Navratilova's return to singles play will surely generate the most interest, and she will open against Argentina's Gisela Dulko, 19, who has never won a match in a major tournament.

According to U.S. Olympic and Federation Cup coach Zina Garrison, who recently spoke with the veteran, Navratilova enters the tournament with no expectation of adding to her 18 Grand Slam titles. "She understands that in order for her to play her top doubles, she needs to play some singles matches and get herself physically ready," said Garrison, 40. "That's why she's actually playing."

Navratilova continues to be a force on the doubles circuit but is 0-2 since returning to singles this spring, having lost in the first round of recent tournaments in Florida and South Carolina. Still, Garrison believes opponents would be foolish to dismiss her.

"There's still not too many people out there in better shape than she is," Garrison said in a conference call last week. "She goes at everything 100 miles an hour. She still eats extremely well and works out very hard. Her body looks like a 25-year-old's -- easily."

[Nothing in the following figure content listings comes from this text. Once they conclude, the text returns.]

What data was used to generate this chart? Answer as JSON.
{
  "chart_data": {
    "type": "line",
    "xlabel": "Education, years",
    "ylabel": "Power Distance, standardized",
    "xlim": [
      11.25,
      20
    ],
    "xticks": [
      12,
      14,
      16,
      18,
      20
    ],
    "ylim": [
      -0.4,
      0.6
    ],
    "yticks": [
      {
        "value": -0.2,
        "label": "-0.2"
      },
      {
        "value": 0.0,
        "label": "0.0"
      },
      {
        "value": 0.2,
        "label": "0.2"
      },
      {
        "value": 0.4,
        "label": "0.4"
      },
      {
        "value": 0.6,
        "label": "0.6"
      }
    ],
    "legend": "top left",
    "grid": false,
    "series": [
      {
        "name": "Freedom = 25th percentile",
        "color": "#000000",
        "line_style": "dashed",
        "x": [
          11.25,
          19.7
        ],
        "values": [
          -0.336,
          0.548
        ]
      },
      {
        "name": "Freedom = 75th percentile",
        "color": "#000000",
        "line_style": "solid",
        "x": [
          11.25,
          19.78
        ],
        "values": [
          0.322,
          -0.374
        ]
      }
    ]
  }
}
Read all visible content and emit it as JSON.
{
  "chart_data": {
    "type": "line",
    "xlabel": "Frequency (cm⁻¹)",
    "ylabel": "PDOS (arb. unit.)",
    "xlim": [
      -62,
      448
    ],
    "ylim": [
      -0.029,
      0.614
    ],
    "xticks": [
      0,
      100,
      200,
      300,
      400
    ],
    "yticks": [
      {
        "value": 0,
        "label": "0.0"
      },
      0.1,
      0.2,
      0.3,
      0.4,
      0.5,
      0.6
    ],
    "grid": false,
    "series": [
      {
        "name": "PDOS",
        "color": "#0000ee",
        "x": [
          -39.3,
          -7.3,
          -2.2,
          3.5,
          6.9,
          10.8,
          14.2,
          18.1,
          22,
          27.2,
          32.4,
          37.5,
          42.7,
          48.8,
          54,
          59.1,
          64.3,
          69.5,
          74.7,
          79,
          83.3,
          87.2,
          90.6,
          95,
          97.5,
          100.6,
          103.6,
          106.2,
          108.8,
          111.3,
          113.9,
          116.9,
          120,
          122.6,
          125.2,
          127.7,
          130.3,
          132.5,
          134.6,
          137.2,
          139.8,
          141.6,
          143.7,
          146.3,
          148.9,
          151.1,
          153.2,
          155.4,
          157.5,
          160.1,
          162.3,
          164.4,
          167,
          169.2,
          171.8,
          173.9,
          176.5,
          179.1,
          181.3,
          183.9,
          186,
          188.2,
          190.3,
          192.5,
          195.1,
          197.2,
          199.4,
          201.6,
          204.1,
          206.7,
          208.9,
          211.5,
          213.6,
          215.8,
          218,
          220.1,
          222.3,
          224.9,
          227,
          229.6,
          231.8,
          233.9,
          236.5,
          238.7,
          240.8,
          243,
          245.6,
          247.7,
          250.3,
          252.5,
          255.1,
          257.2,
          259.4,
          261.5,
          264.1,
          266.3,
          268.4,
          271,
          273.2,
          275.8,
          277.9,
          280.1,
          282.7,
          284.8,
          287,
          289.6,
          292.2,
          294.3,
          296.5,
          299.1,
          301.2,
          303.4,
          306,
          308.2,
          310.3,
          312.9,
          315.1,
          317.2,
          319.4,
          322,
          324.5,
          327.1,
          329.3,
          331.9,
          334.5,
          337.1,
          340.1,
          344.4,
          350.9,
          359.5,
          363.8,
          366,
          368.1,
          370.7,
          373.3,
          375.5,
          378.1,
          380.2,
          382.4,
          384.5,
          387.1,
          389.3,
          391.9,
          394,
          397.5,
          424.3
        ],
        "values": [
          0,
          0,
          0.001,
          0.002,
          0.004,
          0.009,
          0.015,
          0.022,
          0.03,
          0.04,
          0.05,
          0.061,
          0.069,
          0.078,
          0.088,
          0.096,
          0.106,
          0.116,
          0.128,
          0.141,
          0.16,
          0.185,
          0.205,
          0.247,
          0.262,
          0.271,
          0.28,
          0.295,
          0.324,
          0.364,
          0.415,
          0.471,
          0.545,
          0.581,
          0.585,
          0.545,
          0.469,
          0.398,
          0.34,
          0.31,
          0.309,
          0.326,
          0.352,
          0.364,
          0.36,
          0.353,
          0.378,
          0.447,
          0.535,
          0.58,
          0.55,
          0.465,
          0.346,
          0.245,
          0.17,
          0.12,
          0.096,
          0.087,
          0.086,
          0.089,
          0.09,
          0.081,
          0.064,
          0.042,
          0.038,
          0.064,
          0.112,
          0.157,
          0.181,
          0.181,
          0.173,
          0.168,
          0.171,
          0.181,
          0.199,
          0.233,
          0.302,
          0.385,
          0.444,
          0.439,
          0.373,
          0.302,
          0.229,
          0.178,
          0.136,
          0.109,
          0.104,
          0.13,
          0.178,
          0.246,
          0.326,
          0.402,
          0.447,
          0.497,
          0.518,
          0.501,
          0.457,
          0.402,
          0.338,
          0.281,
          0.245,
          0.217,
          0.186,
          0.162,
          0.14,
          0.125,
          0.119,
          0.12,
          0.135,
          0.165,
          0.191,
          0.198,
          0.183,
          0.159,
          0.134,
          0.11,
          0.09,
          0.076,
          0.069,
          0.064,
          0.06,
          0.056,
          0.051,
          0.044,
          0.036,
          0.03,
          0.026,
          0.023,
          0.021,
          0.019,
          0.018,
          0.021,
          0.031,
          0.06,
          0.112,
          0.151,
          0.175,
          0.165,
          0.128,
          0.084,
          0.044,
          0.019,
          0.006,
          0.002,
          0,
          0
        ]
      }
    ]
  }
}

But the sentimental story line is likely to be overshadowed by the more troubling issue of the injuries plaguing the women's tour and what, if anything, to do about the unwieldy schedule that many believe is the culprit.

"Because of the injuries we're starting to see, there's obviously a problem with playing too much," Garrison said. "The French is always very tough on your body, mentally and physically. There have just been so many injuries in women's tennis that whoever is in the best shape will win the tournament."

Second-ranked Kim Clijsters has withdrawn from the tournament with a wrist injury. Back ailments have slowed both Jennifer Capriati and Amelie Mauresmo, who is playing the best clay-court tennis on the women's tour.

French Open officials have taken the Williams sisters' injury history into account in the seedings for the tournament, bumping each up five spots higher than her current world ranking. Serena, ranked seventh, is seeded No. 2, behind Henin-Hardenne. Venus, ranked ninth, is seeded No. 4. The draw means the sisters can't meet in the final, but would meet in the semifinals if they play through.

On the men's side, top seed Roger Federer of Switzerland is currently without peer. The world's No. 1 player is chasing his second Grand Slam title of the season, having won the Australian Open earlier this year. And it looks as if he's ready to extend his dominance to clay after beating the top player on the surface, Argentina's Guillermo Coria, in the finals at Hamburg last week.

Federer's last two trips to the French Open ended with first-round losses. Coria hadn't lost on clay since last July and won the first set against Federer before falling, 4-6, 6-4, 6-2, 6-3.

Ferrero, the defending champion from Spain, is also at home on clay, but he hasn't played much lately.

Nor has Andy Roddick, last year's No. 1 player, who has played just one tuneup on European clay, making an early exit in Rome. The hard-serving American is more suited to hard courts; clay negates his biggest weapon. To compensate, he arrived in Paris last week to launch into preparations, hoping to redeem his reputation on the vexing surface.

"When I'm not playing my best tennis, it shows a little more on the dirty stuff," Roddick said in a conference call from Paris last week. "My first goal is to get past the first round this year. I'm over here early, training every day, so there's no excuse if I don't perform up to what I feel is necessary."